ロムニアの勇者が結成したという、超密集状態での突撃戦法をディアヴィナ王国でも試してみたが、ジュリアが言うには、未だに上手くはいっていないようだ。

周辺の国でも半信半疑と言ったところで、試してもいないところが多い。それも、勇者に対する信用が落ちている現状では仕方がない事だろう。


「でも、あの絵を見る限り、見栄や冗談の類では無いと思うわよ」


それが鮮花の感想だった。例の気というバリアの存在は疑問だが、少なくとも殺した魔族を解体するという発想は、この世界の住人には無い。

それは、ロムニアの勇者が、主導している証だと思える。


「そうは言うが、実際に見てみないと模倣も難しいな」


「それは同感ね」


「そう言えば、例の武器はロムニアに届いた頃か」


「そうね。年始の挨拶に間に合うと言っていたから、予定通りなら今頃は。

 あれを見て、どのような反応をするか」


例の武器とは、本当に密集状態での突撃をするなら、長さの異なる武器が必要になると考えて、太刀の(つば)から、拳一つ分を残して、柄を抜けるようにし、そこに長い柄を同様に取り付けることが出来るようにした物だ。柄の付け替えを簡易にして、太刀と長巻と言われる薙刀に似た武器を、状況によって使い分けが出来る。

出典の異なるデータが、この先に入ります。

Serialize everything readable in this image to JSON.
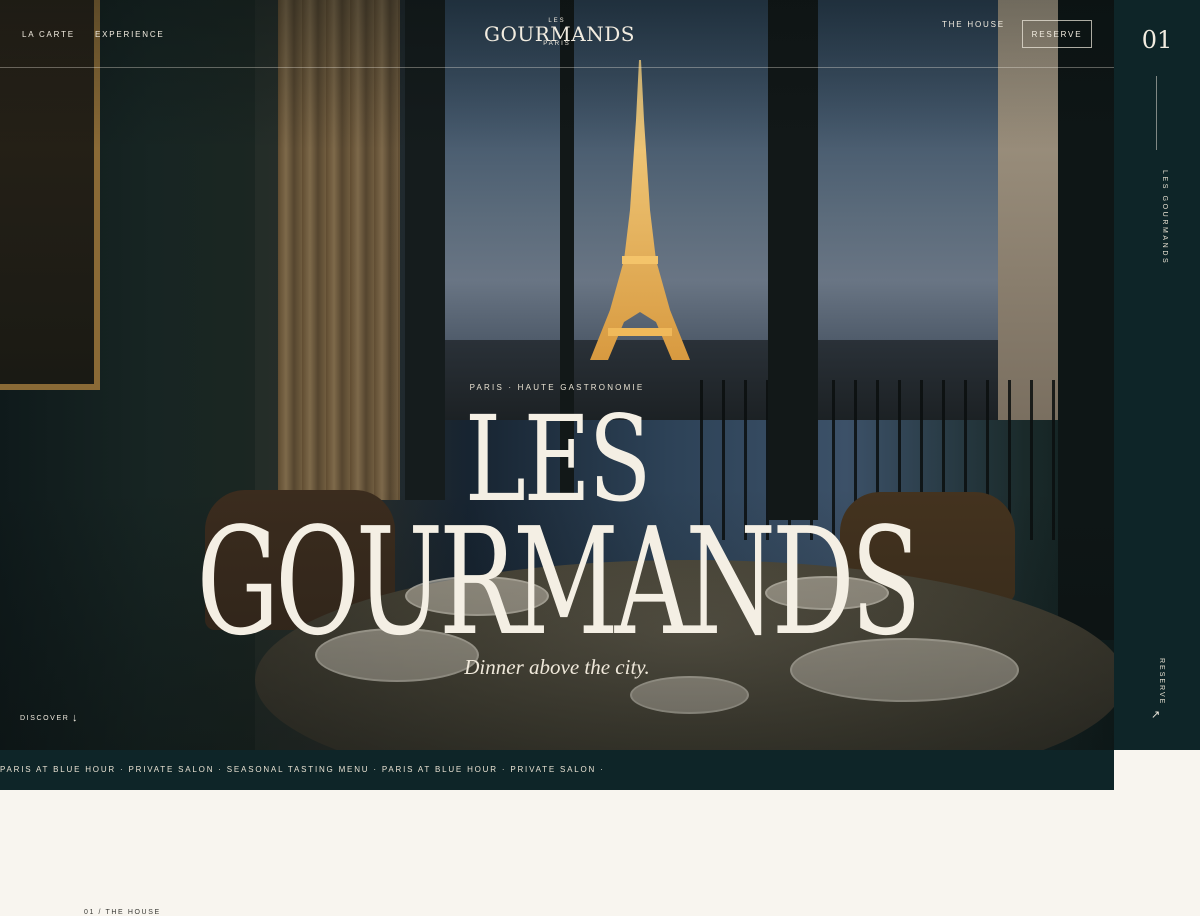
{
  "nav": {
    "left_links": [
      "LA CARTE",
      "EXPERIENCE"
    ],
    "right_link": "THE HOUSE",
    "reserve_label": "RESERVE",
    "logo": {
      "top": "LES",
      "main": "GOURMANDS",
      "bottom": "PARIS"
    }
  },
  "hero": {
    "eyebrow": "PARIS · HAUTE GASTRONOMIE",
    "title_line1": "LES",
    "title_line2": "GOURMANDS",
    "tagline": "Dinner above the city.",
    "discover_label": "DISCOVER",
    "discover_icon": "arrow-down-icon"
  },
  "side_rail": {
    "number": "01",
    "vertical_label": "LES GOURMANDS",
    "reserve_label": "RESERVE",
    "reserve_icon": "arrow-up-right-icon"
  },
  "marquee": {
    "text": "PARIS AT BLUE HOUR · PRIVATE SALON · SEASONAL TASTING MENU · PARIS AT BLUE HOUR · PRIVATE SALON ·"
  },
  "section": {
    "label": "01 / THE HOUSE"
  },
  "colors": {
    "cream": "#f8f5ef",
    "deep_teal": "#0e2528",
    "ivory_text": "#f2ece0"
  }
}
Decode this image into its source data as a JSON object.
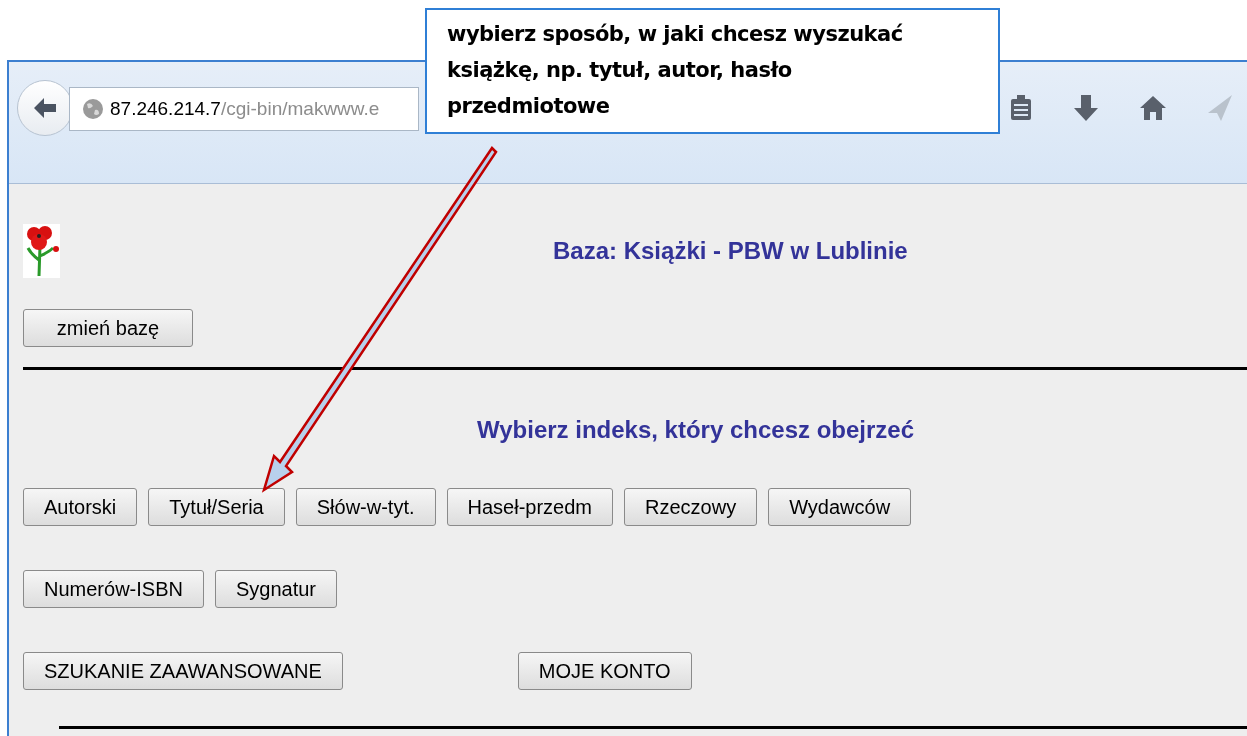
{
  "browser": {
    "url_host": "87.246.214.7",
    "url_path": "/cgi-bin/makwww.e"
  },
  "callout": {
    "text": "wybierz sposób, w jaki chcesz wyszukać książkę, np. tytuł, autor, hasło przedmiotowe"
  },
  "page": {
    "title": "Baza: Książki - PBW w Lublinie",
    "change_db_button": "zmień bazę",
    "heading": "Wybierz indeks, który chcesz obejrzeć",
    "index_rows": [
      [
        "Autorski",
        "Tytuł/Seria",
        "Słów-w-tyt.",
        "Haseł-przedm",
        "Rzeczowy",
        "Wydawców"
      ],
      [
        "Numerów-ISBN",
        "Sygnatur"
      ]
    ],
    "bottom_buttons": [
      "SZUKANIE ZAAWANSOWANE",
      "MOJE KONTO"
    ]
  }
}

固定方法は元の世界での銃剣の取り付け方に酷似しており、Tの字の溝に通す。追加として、レバー式の固定具を緩める時は柄からはみ出させ、固定した時は柄に埋め込んだ状態で固定する。

同時に近代の銃に付いているピカティニーレールのように横にも溝を掘って、その溝に固定させることで、刃の方が抜け落ちる危険を回避している。


「どんな反応をするかしら」


その武器を必要と思って作ったことは嘘では無いが、同時にロムニアの勇者が見た時の反応が気になった。

ロムニアの勇者であるタケルは、聞く限り武人気質だ。しかも戦争に憧れている狂った思考の持ち主である。そこは間違いが無いだろう。


だが問題として、どの時代の戦争に興味を抱いているかだ。

戦国時代以前なら、それほど危険は無いと思える。武人同士で武勇や知略を競う争いを求める人物だとすれば、今後の不安に対して手を結ぶことが出来る。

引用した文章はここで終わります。